The partial, real or apparent reassurance surrounding Mittal Steel's take-over bid for Arcelor certainly has some positive aspects to it. But it is also a shame that it has had the effect of stifling the debate on the financial, industrial and stock market repecussions of globalisation (see this section in our bulletin 9124). Whatever the result of the operation, the questions posed have still not gone away and have to be answered even if (indeed, especially) if divergences within the EU are to the fore. Some believe that around ten operations of this kind occur every year. Others consider that the affair is highly political.
The two interpretations. I am not going to interpret the two theses in question in a subjective way but rather summarise them using the words employed by their supporters. In presenting the first thesis, here is the declaration of the most qualified person available, Ernest-Antoine Seillière, president of the European employers organisation, UNICE, “It is simply a take-over bid by a European company, Mittal Steel, for another European firm, Arcelor. Both of them are operating in the same sector. Mittal Steel is based in the Netherlands, its Executive Officer is of Indian descent and has British nationality. Ten or so operations of this kind occur every year. It therefore has a very traditional character and simply has to respect European rules regarding competition problems that may possibly arise. Basically, it will be up to Arcelor shareholders to decide whether their shares should be sold to Mittal Steel or not and it's up to the Heads of the two opposing groups to convince them”.

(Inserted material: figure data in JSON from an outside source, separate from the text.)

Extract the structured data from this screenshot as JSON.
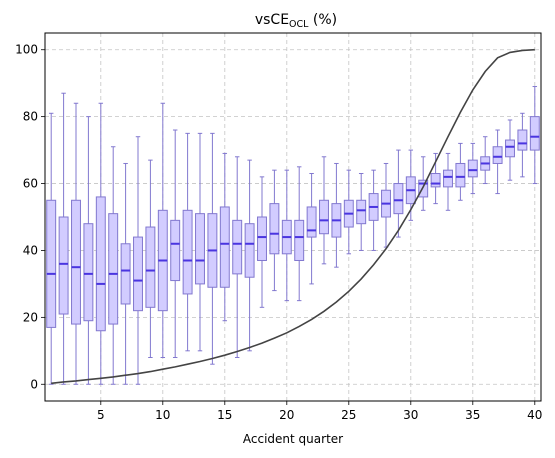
{
  "chart_data": {
    "type": "box",
    "title": "vsCE",
    "title_subscript": "OCL",
    "title_suffix": " (%)",
    "xlabel": "Accident quarter",
    "ylabel": "",
    "xlim": [
      0.5,
      40.5
    ],
    "ylim": [
      -5,
      105
    ],
    "xticks": [
      5,
      10,
      15,
      20,
      25,
      30,
      35,
      40
    ],
    "yticks": [
      0,
      20,
      40,
      60,
      80,
      100
    ],
    "grid": true,
    "colors": {
      "box_fill": "#d2ccff",
      "box_edge": "#8278cf",
      "median": "#4a35e0",
      "whisker": "#8278cf",
      "line": "#444444",
      "grid": "#c4c4c4"
    },
    "boxes": [
      {
        "x": 1,
        "whislo": 0,
        "q1": 17,
        "med": 33,
        "q3": 55,
        "whishi": 81
      },
      {
        "x": 2,
        "whislo": 0,
        "q1": 21,
        "med": 36,
        "q3": 50,
        "whishi": 87
      },
      {
        "x": 3,
        "whislo": 0,
        "q1": 18,
        "med": 35,
        "q3": 55,
        "whishi": 84
      },
      {
        "x": 4,
        "whislo": 0,
        "q1": 19,
        "med": 33,
        "q3": 48,
        "whishi": 80
      },
      {
        "x": 5,
        "whislo": 0,
        "q1": 16,
        "med": 30,
        "q3": 56,
        "whishi": 84
      },
      {
        "x": 6,
        "whislo": 0,
        "q1": 18,
        "med": 33,
        "q3": 51,
        "whishi": 71
      },
      {
        "x": 7,
        "whislo": 0,
        "q1": 24,
        "med": 34,
        "q3": 42,
        "whishi": 66
      },
      {
        "x": 8,
        "whislo": 0,
        "q1": 22,
        "med": 31,
        "q3": 44,
        "whishi": 74
      },
      {
        "x": 9,
        "whislo": 8,
        "q1": 23,
        "med": 34,
        "q3": 47,
        "whishi": 67
      },
      {
        "x": 10,
        "whislo": 8,
        "q1": 22,
        "med": 37,
        "q3": 52,
        "whishi": 84
      },
      {
        "x": 11,
        "whislo": 8,
        "q1": 31,
        "med": 42,
        "q3": 49,
        "whishi": 76
      },
      {
        "x": 12,
        "whislo": 10,
        "q1": 27,
        "med": 37,
        "q3": 52,
        "whishi": 75
      },
      {
        "x": 13,
        "whislo": 10,
        "q1": 30,
        "med": 37,
        "q3": 51,
        "whishi": 75
      },
      {
        "x": 14,
        "whislo": 6,
        "q1": 29,
        "med": 40,
        "q3": 51,
        "whishi": 75
      },
      {
        "x": 15,
        "whislo": 19,
        "q1": 29,
        "med": 42,
        "q3": 53,
        "whishi": 69
      },
      {
        "x": 16,
        "whislo": 8,
        "q1": 33,
        "med": 42,
        "q3": 49,
        "whishi": 68
      },
      {
        "x": 17,
        "whislo": 10,
        "q1": 32,
        "med": 42,
        "q3": 48,
        "whishi": 67
      },
      {
        "x": 18,
        "whislo": 23,
        "q1": 37,
        "med": 44,
        "q3": 50,
        "whishi": 62
      },
      {
        "x": 19,
        "whislo": 28,
        "q1": 39,
        "med": 45,
        "q3": 54,
        "whishi": 64
      },
      {
        "x": 20,
        "whislo": 25,
        "q1": 39,
        "med": 44,
        "q3": 49,
        "whishi": 64
      },
      {
        "x": 21,
        "whislo": 25,
        "q1": 37,
        "med": 44,
        "q3": 49,
        "whishi": 65
      },
      {
        "x": 22,
        "whislo": 30,
        "q1": 44,
        "med": 46,
        "q3": 53,
        "whishi": 63
      },
      {
        "x": 23,
        "whislo": 36,
        "q1": 45,
        "med": 49,
        "q3": 55,
        "whishi": 68
      },
      {
        "x": 24,
        "whislo": 35,
        "q1": 44,
        "med": 49,
        "q3": 54,
        "whishi": 66
      },
      {
        "x": 25,
        "whislo": 39,
        "q1": 47,
        "med": 51,
        "q3": 55,
        "whishi": 64
      },
      {
        "x": 26,
        "whislo": 40,
        "q1": 48,
        "med": 52,
        "q3": 55,
        "whishi": 63
      },
      {
        "x": 27,
        "whislo": 40,
        "q1": 49,
        "med": 53,
        "q3": 57,
        "whishi": 64
      },
      {
        "x": 28,
        "whislo": 41,
        "q1": 50,
        "med": 54,
        "q3": 58,
        "whishi": 66
      },
      {
        "x": 29,
        "whislo": 44,
        "q1": 51,
        "med": 55,
        "q3": 60,
        "whishi": 70
      },
      {
        "x": 30,
        "whislo": 49,
        "q1": 54,
        "med": 58,
        "q3": 62,
        "whishi": 70
      },
      {
        "x": 31,
        "whislo": 52,
        "q1": 56,
        "med": 60,
        "q3": 61,
        "whishi": 68
      },
      {
        "x": 32,
        "whislo": 54,
        "q1": 59,
        "med": 60,
        "q3": 63,
        "whishi": 69
      },
      {
        "x": 33,
        "whislo": 52,
        "q1": 59,
        "med": 62,
        "q3": 64,
        "whishi": 69
      },
      {
        "x": 34,
        "whislo": 55,
        "q1": 59,
        "med": 62,
        "q3": 66,
        "whishi": 72
      },
      {
        "x": 35,
        "whislo": 57,
        "q1": 62,
        "med": 64,
        "q3": 67,
        "whishi": 72
      },
      {
        "x": 36,
        "whislo": 60,
        "q1": 64,
        "med": 66,
        "q3": 68,
        "whishi": 74
      },
      {
        "x": 37,
        "whislo": 57,
        "q1": 66,
        "med": 68,
        "q3": 71,
        "whishi": 76
      },
      {
        "x": 38,
        "whislo": 61,
        "q1": 68,
        "med": 71,
        "q3": 73,
        "whishi": 79
      },
      {
        "x": 39,
        "whislo": 62,
        "q1": 70,
        "med": 72,
        "q3": 76,
        "whishi": 81
      },
      {
        "x": 40,
        "whislo": 60,
        "q1": 70,
        "med": 74,
        "q3": 80,
        "whishi": 89
      }
    ],
    "line": {
      "x": [
        1,
        2,
        3,
        4,
        5,
        6,
        7,
        8,
        9,
        10,
        11,
        12,
        13,
        14,
        15,
        16,
        17,
        18,
        19,
        20,
        21,
        22,
        23,
        24,
        25,
        26,
        27,
        28,
        29,
        30,
        31,
        32,
        33,
        34,
        35,
        36,
        37,
        38,
        39,
        40
      ],
      "y": [
        0.3,
        0.7,
        1.0,
        1.4,
        1.8,
        2.2,
        2.7,
        3.2,
        3.8,
        4.5,
        5.2,
        6.0,
        6.8,
        7.7,
        8.7,
        9.8,
        11.0,
        12.3,
        13.8,
        15.4,
        17.3,
        19.4,
        21.8,
        24.6,
        27.8,
        31.5,
        35.7,
        40.5,
        46.0,
        52.2,
        59.0,
        66.5,
        74.0,
        81.3,
        88.0,
        93.5,
        97.6,
        99.2,
        99.8,
        100
      ]
    }
  }
}
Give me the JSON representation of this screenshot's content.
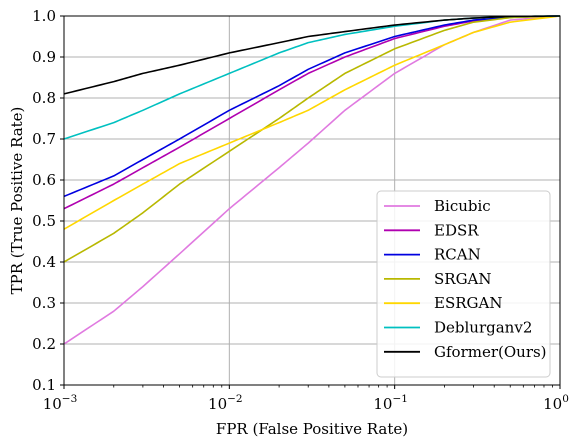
{
  "chart_data": {
    "type": "line",
    "xlabel": "FPR (False Positive Rate)",
    "ylabel": "TPR (True Positive Rate)",
    "xscale": "log",
    "xlim": [
      0.001,
      1
    ],
    "ylim": [
      0.1,
      1.0
    ],
    "grid": true,
    "legend_position": "lower-right",
    "x_ticks": [
      {
        "value": 0.001,
        "base": "10",
        "exp": "−3"
      },
      {
        "value": 0.01,
        "base": "10",
        "exp": "−2"
      },
      {
        "value": 0.1,
        "base": "10",
        "exp": "−1"
      },
      {
        "value": 1,
        "base": "10",
        "exp": "0"
      }
    ],
    "y_ticks": [
      {
        "value": 0.1,
        "label": "0.1"
      },
      {
        "value": 0.2,
        "label": "0.2"
      },
      {
        "value": 0.3,
        "label": "0.3"
      },
      {
        "value": 0.4,
        "label": "0.4"
      },
      {
        "value": 0.5,
        "label": "0.5"
      },
      {
        "value": 0.6,
        "label": "0.6"
      },
      {
        "value": 0.7,
        "label": "0.7"
      },
      {
        "value": 0.8,
        "label": "0.8"
      },
      {
        "value": 0.9,
        "label": "0.9"
      },
      {
        "value": 1.0,
        "label": "1.0"
      }
    ],
    "x": [
      0.001,
      0.002,
      0.003,
      0.005,
      0.01,
      0.02,
      0.03,
      0.05,
      0.1,
      0.2,
      0.3,
      0.5,
      1.0
    ],
    "series": [
      {
        "name": "Bicubic",
        "color": "#e07ae0",
        "values": [
          0.2,
          0.28,
          0.34,
          0.42,
          0.53,
          0.63,
          0.69,
          0.77,
          0.86,
          0.93,
          0.96,
          0.99,
          1.0
        ]
      },
      {
        "name": "EDSR",
        "color": "#b000b0",
        "values": [
          0.53,
          0.59,
          0.63,
          0.68,
          0.75,
          0.82,
          0.86,
          0.9,
          0.945,
          0.975,
          0.988,
          0.997,
          1.0
        ]
      },
      {
        "name": "RCAN",
        "color": "#0000e0",
        "values": [
          0.56,
          0.61,
          0.65,
          0.7,
          0.77,
          0.83,
          0.87,
          0.91,
          0.95,
          0.978,
          0.99,
          0.997,
          1.0
        ]
      },
      {
        "name": "SRGAN",
        "color": "#b8b800",
        "values": [
          0.4,
          0.47,
          0.52,
          0.59,
          0.67,
          0.75,
          0.8,
          0.86,
          0.92,
          0.965,
          0.985,
          0.996,
          1.0
        ]
      },
      {
        "name": "ESRGAN",
        "color": "#ffd700",
        "values": [
          0.48,
          0.55,
          0.59,
          0.64,
          0.69,
          0.74,
          0.77,
          0.82,
          0.88,
          0.93,
          0.96,
          0.985,
          1.0
        ]
      },
      {
        "name": "Deblurganv2",
        "color": "#00c0c0",
        "values": [
          0.7,
          0.74,
          0.77,
          0.81,
          0.86,
          0.91,
          0.935,
          0.955,
          0.975,
          0.99,
          0.995,
          0.999,
          1.0
        ]
      },
      {
        "name": "Gformer(Ours)",
        "color": "#000000",
        "values": [
          0.81,
          0.84,
          0.86,
          0.88,
          0.91,
          0.935,
          0.95,
          0.962,
          0.978,
          0.99,
          0.995,
          0.999,
          1.0
        ]
      }
    ]
  }
}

And here is the other interpretation, “This affair has created a lot of emotion because it involves two very strong symbols. First of steel, which has been at the heart of European industrial power for two centuries. And then Mittal Steel, the group symbol of globalisation. The family which this group belongs to is Indian and it demonstrates the new power of the emerging countries but the group has become British, Dutch and American. Subjectively, the emotion created by the operation is completely legitimate and understandable by both the political community and public opinion”. “To whom can this second description of the affair be attributed? To the very same person, Ernest-Antoine Seillère, UNICE Chairman, who in this way sought to present the two “levels of analysis”. And in an effort to complete his thoughts he added, “These events, and it is serious, clearly demonstrate the incomplete character of European construction, the shortfalls of its governance and its vulnerability, as well as the capacity of States that still remain limited”.

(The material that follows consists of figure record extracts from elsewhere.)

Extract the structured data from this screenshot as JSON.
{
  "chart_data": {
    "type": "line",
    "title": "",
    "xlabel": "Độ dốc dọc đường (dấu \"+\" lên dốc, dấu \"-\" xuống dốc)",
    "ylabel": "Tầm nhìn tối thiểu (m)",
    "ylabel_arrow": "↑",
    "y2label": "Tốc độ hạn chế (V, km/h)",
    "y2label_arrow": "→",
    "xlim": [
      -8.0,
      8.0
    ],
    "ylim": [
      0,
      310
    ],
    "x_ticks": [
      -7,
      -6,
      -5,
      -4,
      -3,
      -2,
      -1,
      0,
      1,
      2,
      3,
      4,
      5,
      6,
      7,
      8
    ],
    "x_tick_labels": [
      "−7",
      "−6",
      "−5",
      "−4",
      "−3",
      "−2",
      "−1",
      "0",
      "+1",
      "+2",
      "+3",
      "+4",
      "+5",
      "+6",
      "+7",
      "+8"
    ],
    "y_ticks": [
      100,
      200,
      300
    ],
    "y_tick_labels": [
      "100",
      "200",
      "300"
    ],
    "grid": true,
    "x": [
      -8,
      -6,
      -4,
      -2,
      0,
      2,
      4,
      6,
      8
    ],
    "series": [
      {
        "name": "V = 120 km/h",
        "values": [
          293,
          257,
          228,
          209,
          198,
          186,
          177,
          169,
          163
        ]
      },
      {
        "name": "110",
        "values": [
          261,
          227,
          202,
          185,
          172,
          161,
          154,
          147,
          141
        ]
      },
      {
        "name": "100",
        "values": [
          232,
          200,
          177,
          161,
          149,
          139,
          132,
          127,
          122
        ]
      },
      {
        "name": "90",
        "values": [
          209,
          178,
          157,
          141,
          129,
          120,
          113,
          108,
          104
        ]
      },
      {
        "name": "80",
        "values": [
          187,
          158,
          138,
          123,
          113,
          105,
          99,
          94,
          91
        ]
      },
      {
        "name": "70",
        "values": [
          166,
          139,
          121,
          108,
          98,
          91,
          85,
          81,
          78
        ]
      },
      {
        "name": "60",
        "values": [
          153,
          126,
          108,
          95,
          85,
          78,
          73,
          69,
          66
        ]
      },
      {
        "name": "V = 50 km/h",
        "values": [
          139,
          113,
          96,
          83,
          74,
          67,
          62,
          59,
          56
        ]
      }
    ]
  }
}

Key questions. Neelie Kroes the Commissioner for competition confirmed the limitations of the European institutions to respond. She explained that she would only be able to examine the “competition” aspects of a possible merger (the possibility of an abusive dominant position or agreement). Günter Verheugen, Commission vice president and the person in charge of industrial policy pointed out that the policy the Commission is gradually creating aims to produce the framework conditions for European companies to become the most competitive, free from interventionist temptation, as the Commission ought not to interfere in the private affairs of two companies. Commission vice president Jacques Barrot, nonetheless, appealed for a “European industrial strategy, and more pro-active European solidarity”. Some political forces are also calling for more power to be given to the public authorities at either European or national level. Dominique Straus-Kahn (often cited as a potential candidate for the presidency of the French Republic next year) deplored the weaknesses in European protection against hostile take-overs and explained that Arcelor should not “be the prey of the Indian predator”. This language leaves no doubt about how he feels about the matter. The weak point in the French and partly Luxembourg arguments (see this section already quoted in bulletin 9124 on the declarations of Jean-Claude Juncker and François Loos) is the difference in language when hostile take-overs are made by French companies and when Luxembourg banks seduce multinationals into being based in the Grand-Duchy.
All this is but an introduction to the fundamental questions being posed. They are quite similar to those contained in the passionate debates a few years ago on corporate governance and globalisation of the financial and stock markets which set European milieux alight at the time of the Bolkestein directive, not the one on services which is still being discussed, but the one on take-overs. This will be my subject for tomorrow. (F.R.)